Le test a porté sur trois émissions institutionnelles. L’élément central était le règlement atomique, un mécanisme dans lequel le transfert du bonus et le paiement de l’argent se produisent au même moment et sont indivisibles. Si l’une des deux étapes échoue, l’ensemble de l’opération est annulé, éliminant ainsi la fenêtre de temps pendant laquelle l’une des parties pourrait faire défaut.

Un point souligné par SEBI est que la tokenisation ne modifie pas les droits légaux de l’investisseur. Celui qui possède une obligation tokenisée conserve les mêmes garanties, priorité de recouvrement et conditions qu'il aurait avec une obligation traditionnelle ; Ce qui change, c'est la manière dont l'actif est enregistré et déplacé, et non sa nature juridique. Cette nuance est essentielle pour que les régulateurs et les émetteurs adoptent la technologie sans ouvrir de vide juridique.

Les détails techniques de l'opération ont été rassemblés dans une foire aux questions publiée par le régulateur, destinée aux acteurs du marché souhaitant comprendre la portée de cette première étape.

L'accès au commerce de détail arrivera au stade II

L'ouverture aux investisseurs particuliers ne fait pas partie de cette première phase. Tant la négociation sur le marché secondaire, c'est-à-dire l'achat et la vente des obligations entre investisseurs une fois émises, que la participation des particuliers ont été encadrées dans la phase II du projet. SEBI a opté pour un déploiement progressif : d'abord en affinant l'infrastructure dans un environnement contrôlé avec les acteurs institutionnels et ensuite seulement en élargissant le cercle.

Cette approche progressive est conforme à la prudence dont font généralement preuve les régulateurs asiatiques à l’égard des actifs numériques. Avant d'exposer le grand public à un nouvel instrument, ils préfèrent valider que la garde, le règlement et la résolution des incidents répondent comme prévu. La promesse sous-jacente est de rendre l’accès aux titres à revenu fixe moins cher et plus rapide, un marché traditionnellement dominé par les grands détenteurs et avec des barrières à l’entrée élevées pour les petits épargnants.

La tokenisation des instruments financiers du monde réel – connue dans l’industrie sous le nom de RWA, pour actifs du monde réel – gagne du terrain parmi les banques et les gestionnaires d’actifs du monde entier. L’idée est de représenter des actifs traditionnels comme des obligations, des fonds ou des biens immobiliers sur une blockchain pour les rendre divisibles, plus liquides et transférables 24h/24. L’Inde rejoint ainsi une liste croissante de pays expérimentant la dette souveraine et d’entreprise sur ces rails.

Pourquoi c'est important pour le marché

Le mouvement a du poids en raison de la taille du marché indien. Avec une économie en expansion et une base croissante d’investisseurs particuliers, toute avancée réglementaire dans la numérisation des actifs ouvre un canal potentiellement énorme.
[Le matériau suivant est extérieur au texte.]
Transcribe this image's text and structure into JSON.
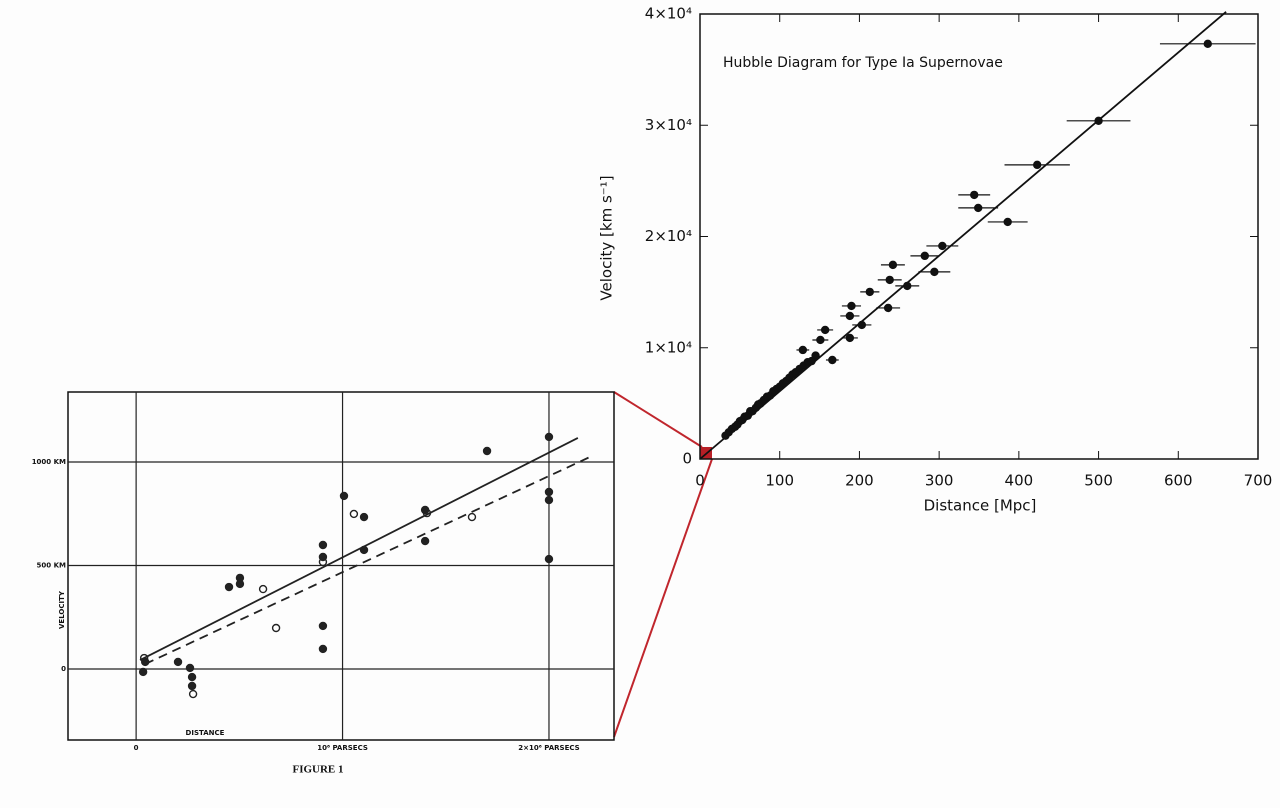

Si la phase II réussit, des millions d’épargnants pourraient accéder à des obligations d’entreprises avec des montants d’entrée inférieurs et avec un règlement plus efficace que le système actuel.

Le pari indien dialogue également avec les débats réglementaires qui se déroulent sous d’autres latitudes. Aux États-Unis, par exemple, le Congrès progresse dans la définition de cadres tels que le Clarity Act pour assurer la sécurité juridique des actifs numériques, tandis qu’en Asie, plusieurs gouvernements ajustent leurs règles fiscales, comme le montre le récent débat sur la taxe crypto en Corée du Sud. La tokenisation des obligations s’inscrit dans ce débat plus large sur la manière d’intégrer la finance traditionnelle aux infrastructures basées sur la blockchain sans perdre les garanties pour l’investisseur.

Pour l’instant, le pilote n’est qu’un essai contrôlé. Mais cela marque la direction que SEBI souhaite donner à l’un des plus grands marchés de dette d’Asie. Le véritable test viendra lorsque l’accès au commerce de détail cessera d’être un plan sur papier et s’ouvrira à la pratique.